In the Life trailer, shots of an alien terrorizing a space crew inevitably draw your mind to Ridley Scott’s 1979 horror masterpiece, Alien. But in Life’s desire to reach that level of mastery, it stumbles over its predictable plot and sometimes lackluster dialogue. The film does have its strengths; though it pays homage to its predecessor, Life stands on its own as a truly horrifying story of space exploration gone wrong.
The film follows a group of six astronauts — Commander Ekaterina Golovkina (Olga Dihovichnaya), medical officer David Jordan (Jake Gyllenhaal), biologist Hugh Derry (Ariyon Bakare), systems engineer Sho Murakami (Hiroyuki Sanada), Centers for Disease Control and Prevention (CDC) officer Miranda North (Rebecca Ferguson) and flight engineer Rory Adams (Ryan Reynolds) — who are aboard the International Space Station (ISS), awaiting the return of a Mars lander carrying soil samples. Hugh discovers a cell in the sample, which he immediately revives. The cell, named “Calvin,” multiplies rapidly until it becomes a small creature. At first it’s cute, dancing for the astronauts and moving around gracefully. But a misstep turns Calvin murderous; it crushes Hugh’s hand and escapes its cage, slowly killing off the astronauts one by one, growing bigger and more ferocious with each kill.
The bulk of the film focuses on the astronauts’ attempts to kill the monster they’ve created. They try seemingly everything, but Calvin learns at a remarkable pace and outwits and out-survives them each time. The film starts to falter when the astronauts’ looming deaths force them to make rash decisions and the plot becomes predictable. The film opens with some great moments, like Rory’s incessant joking and a poignant remark from Hugh, who is paraplegic, about his sense of personal autonomy in zero-gravity space. But with their deaths looming over their heads, and the potential destruction of life on Earth should Calvin make his way down there, those humanizing moments become few and far between as the film progresses.

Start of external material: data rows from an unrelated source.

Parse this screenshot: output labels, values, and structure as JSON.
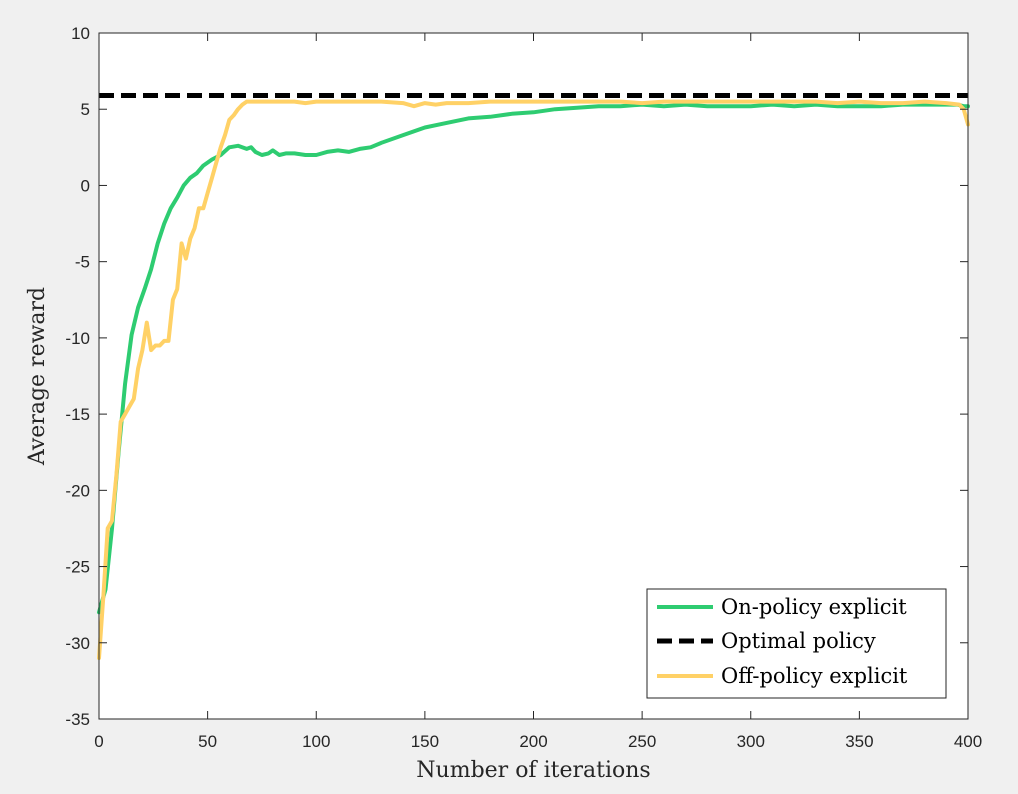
{
  "chart_data": {
    "type": "line",
    "title": "",
    "xlabel": "Number of iterations",
    "ylabel": "Average reward",
    "xlim": [
      0,
      400
    ],
    "ylim": [
      -35,
      10
    ],
    "xticks": [
      0,
      50,
      100,
      150,
      200,
      250,
      300,
      350,
      400
    ],
    "yticks": [
      10,
      5,
      0,
      -5,
      -10,
      -15,
      -20,
      -25,
      -30,
      -35
    ],
    "grid": false,
    "legend_position": "bottom-right",
    "series": [
      {
        "name": "On-policy explicit",
        "color": "#2ecc71",
        "style": "solid",
        "x": [
          0,
          3,
          6,
          9,
          12,
          15,
          18,
          21,
          24,
          27,
          30,
          33,
          36,
          39,
          42,
          45,
          48,
          52,
          56,
          60,
          64,
          68,
          70,
          72,
          75,
          78,
          80,
          83,
          86,
          90,
          95,
          100,
          105,
          110,
          115,
          120,
          125,
          130,
          140,
          150,
          160,
          170,
          180,
          190,
          200,
          210,
          220,
          230,
          240,
          250,
          260,
          270,
          280,
          290,
          300,
          310,
          320,
          330,
          340,
          350,
          360,
          370,
          380,
          390,
          395,
          398,
          400
        ],
        "y": [
          -28,
          -26.5,
          -22.5,
          -17.5,
          -13,
          -9.8,
          -8,
          -6.8,
          -5.5,
          -3.8,
          -2.5,
          -1.5,
          -0.8,
          0,
          0.5,
          0.8,
          1.3,
          1.7,
          2.0,
          2.5,
          2.6,
          2.4,
          2.5,
          2.2,
          2.0,
          2.1,
          2.3,
          2.0,
          2.1,
          2.1,
          2.0,
          2.0,
          2.2,
          2.3,
          2.2,
          2.4,
          2.5,
          2.8,
          3.3,
          3.8,
          4.1,
          4.4,
          4.5,
          4.7,
          4.8,
          5.0,
          5.1,
          5.2,
          5.2,
          5.3,
          5.2,
          5.3,
          5.2,
          5.2,
          5.2,
          5.3,
          5.2,
          5.3,
          5.2,
          5.2,
          5.2,
          5.3,
          5.3,
          5.3,
          5.3,
          5.2,
          5.2
        ]
      },
      {
        "name": "Optimal policy",
        "color": "#000000",
        "style": "dashed",
        "x": [
          0,
          400
        ],
        "y": [
          5.9,
          5.9
        ]
      },
      {
        "name": "Off-policy explicit",
        "color": "#ffd166",
        "style": "solid",
        "x": [
          0,
          2,
          4,
          6,
          8,
          10,
          12,
          14,
          16,
          18,
          20,
          22,
          24,
          26,
          28,
          30,
          32,
          34,
          36,
          38,
          40,
          42,
          44,
          46,
          48,
          50,
          52,
          54,
          56,
          58,
          60,
          62,
          64,
          66,
          68,
          70,
          75,
          80,
          85,
          90,
          95,
          100,
          110,
          120,
          130,
          140,
          145,
          150,
          155,
          160,
          170,
          180,
          190,
          200,
          210,
          220,
          230,
          240,
          250,
          260,
          270,
          280,
          290,
          300,
          310,
          320,
          330,
          340,
          350,
          360,
          370,
          380,
          390,
          396,
          398,
          400
        ],
        "y": [
          -31,
          -27,
          -22.5,
          -22,
          -19,
          -15.5,
          -15,
          -14.5,
          -14,
          -12,
          -10.8,
          -9,
          -10.8,
          -10.5,
          -10.5,
          -10.2,
          -10.2,
          -7.5,
          -6.8,
          -3.8,
          -4.8,
          -3.5,
          -2.8,
          -1.5,
          -1.5,
          -0.5,
          0.5,
          1.5,
          2.5,
          3.3,
          4.3,
          4.6,
          5.0,
          5.3,
          5.5,
          5.5,
          5.5,
          5.5,
          5.5,
          5.5,
          5.4,
          5.5,
          5.5,
          5.5,
          5.5,
          5.4,
          5.2,
          5.4,
          5.3,
          5.4,
          5.4,
          5.5,
          5.5,
          5.5,
          5.5,
          5.5,
          5.5,
          5.5,
          5.4,
          5.5,
          5.5,
          5.5,
          5.5,
          5.5,
          5.5,
          5.5,
          5.5,
          5.4,
          5.5,
          5.4,
          5.4,
          5.5,
          5.4,
          5.3,
          5.0,
          4.0
        ]
      }
    ]
  }
}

The horror of Calvin’s brutality also starts to dissipate as you get used to the destruction it can cause. After the first few deaths, the film becomes a waiting game to see how the next person will die. There is little hope that anything truly unexpected will happen because the astronauts are alone in the ISS, so everything that could happen has to be centered around them and their actions. The dialogue also becomes cheesy, like when Jordan dramatically reads Goodnight Moon aloud. It’s a well-intentioned scene, serving to reflect on human mortality, but seems a better fit for a more drama-driven film than the horror of Life.
There are, however, many things that Life does very well, like its cinematography. The disorientation that comes with fear is shown throughout the film. It can be hard for viewers to determine the camera’s perspective. There are several shots of the astronauts hanging upside down as they go about their tasks, a jarring image, but one that reminds the audience that they are in space where directions can be misleading.
Life also doesn’t shy away from showing emotions. There are beautiful shots that linger on the astronauts’ faces, like ones of the awe when Hugh first reanimates the cell or the sadness and fear when Calvin claims another victim. The camaraderie among the crew is also evident throughout the film; almost all the crew members understand the sacrifices that need to be made to prevent Calvin from getting to Earth. But director Daniel Espinosa’s cinematography also reminds us of the world outside the space station. There are plenty of stunning shots of Earth looming beneath the space station, and of the vastness of space waiting beyond the horizon.
But it’s the final scene of Life that is its biggest strength. Espinosa jerks you out of the lull and onto the edge of your seat. He brings all the mayhem, misdirects and horror to a stunning finale that will stick with you long after you leave the theater.